Bowen looked at his watch and sat down.
“Whatever it is,” he said, picking up the drawing pad on his desk. “She doesn’t want to see me until three. I have a few minutes to clear my head.”
Bowen’s pencil whispered across the paper as he put the finishing touches on a sketch of a court clerk named Roslyn. After his last Reserve deployment as a Scout to Afghanistan, the Army shrink had told him to use his art when he was working things out in his head. An audience with the director was certainly something he needed to work out.
“Maybe she’s giving you a Director’s Award for something you did overseas,” Willson said. Out of her tactical gear it was easier to see that she was not only tall but extremely fit, with a quick smile and curvy build that made prisoners turn flirty when she moved them to court. At first blush bad guys on the street thought she might be a pushover. Half a second into any confrontation and she showed them the error of such thinking. There was a no-nonsense air that Bowen found . . . comfortable—like a favorite kid sister.
“Pleeeease.” Mitch Lucas scoffed from three desks over, tucked into the back corner of the squad room, farthest from the supervisory deputy’s office door. “They don’t give you a Director’s Award for being a hero in the military. That’s the Army’s job.”

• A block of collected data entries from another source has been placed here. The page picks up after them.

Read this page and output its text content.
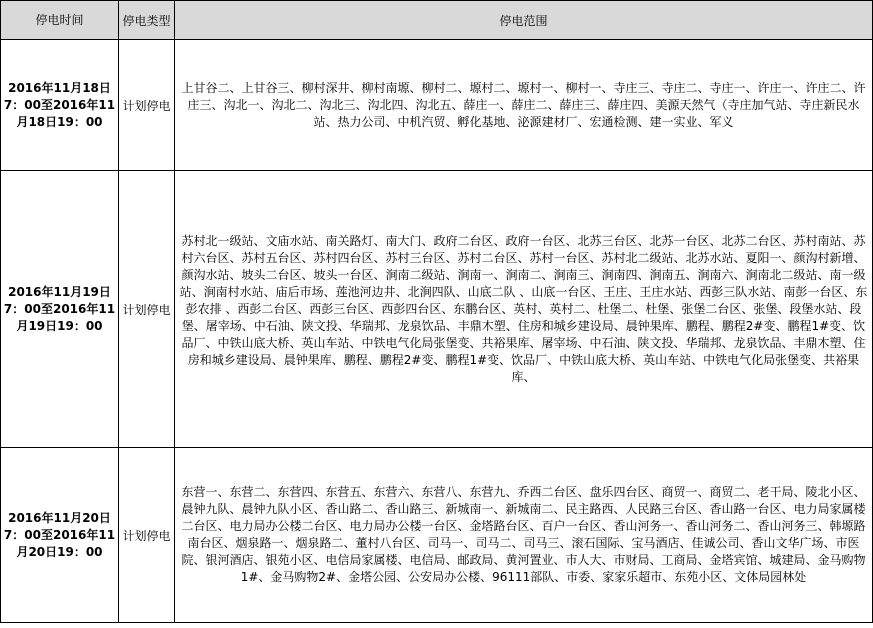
停电时间	停电类型	停电范围
2016年11月18日7：00至2016年11月18日19：00	计划停电	上甘谷二、上甘谷三、柳村深井、柳村南塬、柳村二、塬村二、塬村一、柳村一、寺庄三、寺庄二、寺庄一、许庄一、许庄二、许庄三、沟北一、沟北二、沟北三、沟北四、沟北五、薛庄一、薛庄二、薛庄三、薛庄四、美源天然气（寺庄加气站、寺庄新民水站、热力公司、中机汽贸、孵化基地、泌源建材厂、宏通检测、建一实业、军义
2016年11月19日7：00至2016年11月19日19：00	计划停电	苏村北一级站、文庙水站、南关路灯、南大门、政府二台区、政府一台区、北苏三台区、北苏一台区、北苏二台区、苏村南站、苏村六台区、苏村五台区、苏村四台区、苏村三台区、苏村二台区、苏村一台区、苏村北二级站、北苏水站、夏阳一、颜沟村新增、颜沟水站、坡头二台区、坡头一台区、涧南二级站、涧南一、涧南二、涧南三、涧南四、涧南五、涧南六、涧南北二级站、南一级站、涧南村水站、庙后市场、莲池河边井、北涧四队、山底二队 、山底一台区、王庄、王庄水站、西彭三队水站、南彭一台区、东彭农排 、西彭二台区、西彭三台区、西彭四台区、东鹏台区、英村、英村二、杜堡二、杜堡、张堡二台区、张堡、段堡水站、段堡、屠宰场、中石油、陕文投、华瑞邦、龙泉饮品、丰鼎木塑、住房和城乡建设局、晨钟果库、鹏程、鹏程2#变、鹏程1#变、饮品厂、中铁山底大桥、英山车站、中铁电气化局张堡变、共裕果库、屠宰场、中石油、陕文投、华瑞邦、龙泉饮品、丰鼎木塑、住房和城乡建设局、晨钟果库、鹏程、鹏程2#变、鹏程1#变、饮品厂、中铁山底大桥、英山车站、中铁电气化局张堡变、共裕果库、
2016年11月20日7：00至2016年11月20日19：00	计划停电	东营一、东营二、东营四、东营五、东营六、东营八、东营九、乔西二台区、盘乐四台区、商贸一、商贸二、老干局、陵北小区、晨钟九队、晨钟九队小区、香山路二、香山路三、新城南一、新城南二、民主路西、人民路三台区、香山路一台区、电力局家属楼二台区、电力局办公楼二台区、电力局办公楼一台区、金塔路台区、百户一台区、香山河务一、香山河务二、香山河务三、韩塬路南台区、烟泉路一、烟泉路二、董村八台区、司马一、司马二、司马三、滚石国际、宝马酒店、佳诚公司、香山文华广场、市医院、银河酒店、银苑小区、电信局家属楼、电信局、邮政局、黄河置业、市人大、市财局、工商局、金塔宾馆、城建局、金马购物1#、金马购物2#、金塔公园、公安局办公楼、96111部队、市委、家家乐超市、东苑小区、文体局园林处
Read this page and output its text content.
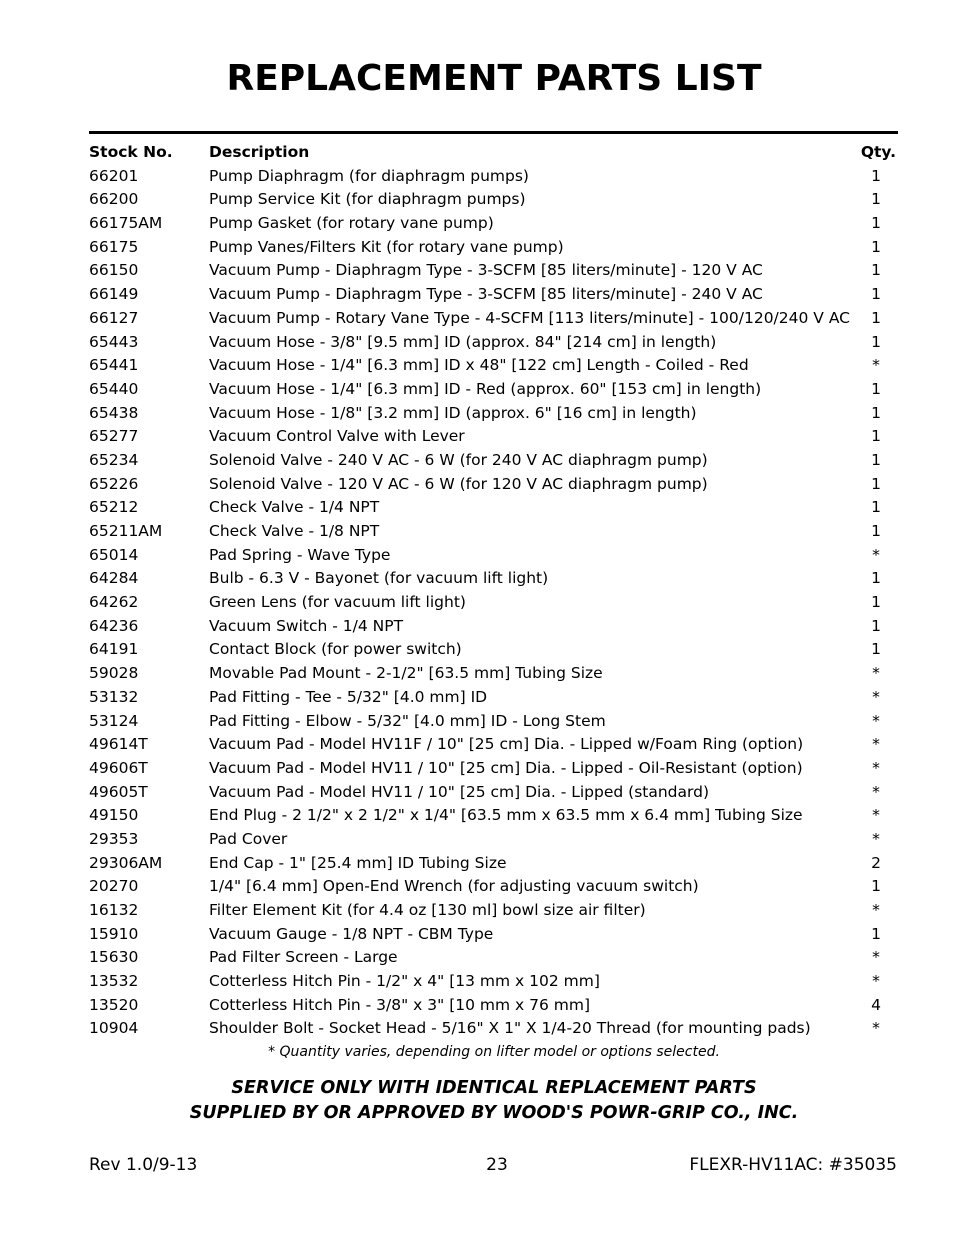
REPLACEMENT PARTS LIST
Stock No.	Description	Qty.
66201	Pump Diaphragm (for diaphragm pumps)	1
66200	Pump Service Kit (for diaphragm pumps)	1
66175AM	Pump Gasket (for rotary vane pump)	1
66175	Pump Vanes/Filters Kit (for rotary vane pump)	1
66150	Vacuum Pump - Diaphragm Type - 3-SCFM [85 liters/minute] - 120 V AC	1
66149	Vacuum Pump - Diaphragm Type - 3-SCFM [85 liters/minute] - 240 V AC	1
66127	Vacuum Pump - Rotary Vane Type - 4-SCFM [113 liters/minute] - 100/120/240 V AC	1
65443	Vacuum Hose - 3/8" [9.5 mm] ID (approx. 84" [214 cm] in length)	1
65441	Vacuum Hose - 1/4" [6.3 mm] ID x 48" [122 cm] Length - Coiled - Red	*
65440	Vacuum Hose - 1/4" [6.3 mm] ID - Red (approx. 60" [153 cm] in length)	1
65438	Vacuum Hose - 1/8" [3.2 mm] ID (approx. 6" [16 cm] in length)	1
65277	Vacuum Control Valve with Lever	1
65234	Solenoid Valve - 240 V AC - 6 W (for 240 V AC diaphragm pump)	1
65226	Solenoid Valve - 120 V AC - 6 W (for 120 V AC diaphragm pump)	1
65212	Check Valve - 1/4 NPT	1
65211AM	Check Valve - 1/8 NPT	1
65014	Pad Spring - Wave Type	*
64284	Bulb - 6.3 V - Bayonet (for vacuum lift light)	1
64262	Green Lens (for vacuum lift light)	1
64236	Vacuum Switch - 1/4 NPT	1
64191	Contact Block (for power switch)	1
59028	Movable Pad Mount - 2-1/2" [63.5 mm] Tubing Size	*
53132	Pad Fitting - Tee - 5/32" [4.0 mm] ID	*
53124	Pad Fitting - Elbow - 5/32" [4.0 mm] ID - Long Stem	*
49614T	Vacuum Pad - Model HV11F / 10" [25 cm] Dia. - Lipped w/Foam Ring (option)	*
49606T	Vacuum Pad - Model HV11 / 10" [25 cm] Dia. - Lipped - Oil-Resistant (option)	*
49605T	Vacuum Pad - Model HV11 / 10" [25 cm] Dia. - Lipped (standard)	*
49150	End Plug - 2 1/2" x 2 1/2" x 1/4" [63.5 mm x 63.5 mm x 6.4 mm] Tubing Size	*
29353	Pad Cover	*
29306AM	End Cap - 1" [25.4 mm] ID Tubing Size	2
20270	1/4" [6.4 mm] Open-End Wrench (for adjusting vacuum switch)	1
16132	Filter Element Kit (for 4.4 oz [130 ml] bowl size air filter)	*
15910	Vacuum Gauge - 1/8 NPT - CBM Type	1
15630	Pad Filter Screen - Large	*
13532	Cotterless Hitch Pin - 1/2" x 4" [13 mm x 102 mm]	*
13520	Cotterless Hitch Pin - 3/8" x 3" [10 mm x 76 mm]	4
10904	Shoulder Bolt - Socket Head - 5/16" X 1" X 1/4-20 Thread (for mounting pads)	*
* Quantity varies, depending on lifter model or options selected.
SERVICE ONLY WITH IDENTICAL REPLACEMENT PARTS
SUPPLIED BY OR APPROVED BY WOOD'S POWR-GRIP CO., INC.
Rev 1.0/9-13	23	FLEXR-HV11AC: #35035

Bowen smiled, half-entertained, half-disgusted. The little Chicken Hawk was a decent enough deputy. He worked his shift in court, hooked and hauled prisoners without too much whining, and did a fair job of finding fugitives with his computer. But Lucas let it be known at every turn that he felt sidelined by Bowen’s presence. Bowen got the good details. Bowen got the good warrants. Bowen got the girls.
Everyone else suffered for not being Bowen.
Lucas turned back to his computer. “What exactly were you decorated for anyway?”
“You know, Mitch,” Bowen groaned, tossing his pencil on the desk. He leaned back in his chair in an effort to pop his back. “Heroic shit.”
“Who you drawing now?” Lucas pecked away, apparently feeling it was his duty to harass the new guy. “Another court clerk with big ti—”
“Hey now!” Bowen cut him off, eyes still closed in midstretch. “You’re about to cross the line, Mitch.”
Sammy Willson backed away. She turned to Lucas, shaking her head in warning. Lucas sat still, thinking things over. Both deputies had seen what Bowen did to people on the street when they, as he put it, “crossed the line.” It wasn’t pretty.
“How about you go f—”
“That’d be crossing the same line,” Bowen said, cutting him off.
Lucas’s hands slipped away from the keyboard. “Who gets to decide where this line is that you’re always talking about?”
“I do,” Bowen said. “And I draw it close so I don’t have to reach very far to slap the shit out of a bully.” He stood to leave, shrugged on a dark gray suit jacket, and winked at Willson. “And when, not if, I do, I might get days off, but I doubt they’d fire me. Hell, maybe they’d give me the Director’s Award. Apparently, being a half bubble off from the war earns me a fair bit of leeway.”
 
 
Sammy Willson frowned. “You’re an idiot, Mitch.”
“He thinks he’s God’s gift to the Marshals Service,” Lucas said.
“My daddy had a dog like you when I was little.” Willson sighed. “He was a pretty good dog, too, chasing away panthers and keeping snakes out of the yard. Trouble was, he kept trying to bite everybody that came to visit.”
“What happened?” Lucas smirked, but still half interested.
“He bit the wrong guy one day and got himself shot.” She nodded at Bowen as he disappeared through the front door of the office. “I’m tellin’ you, Mitchell. That’s the wrong guy.”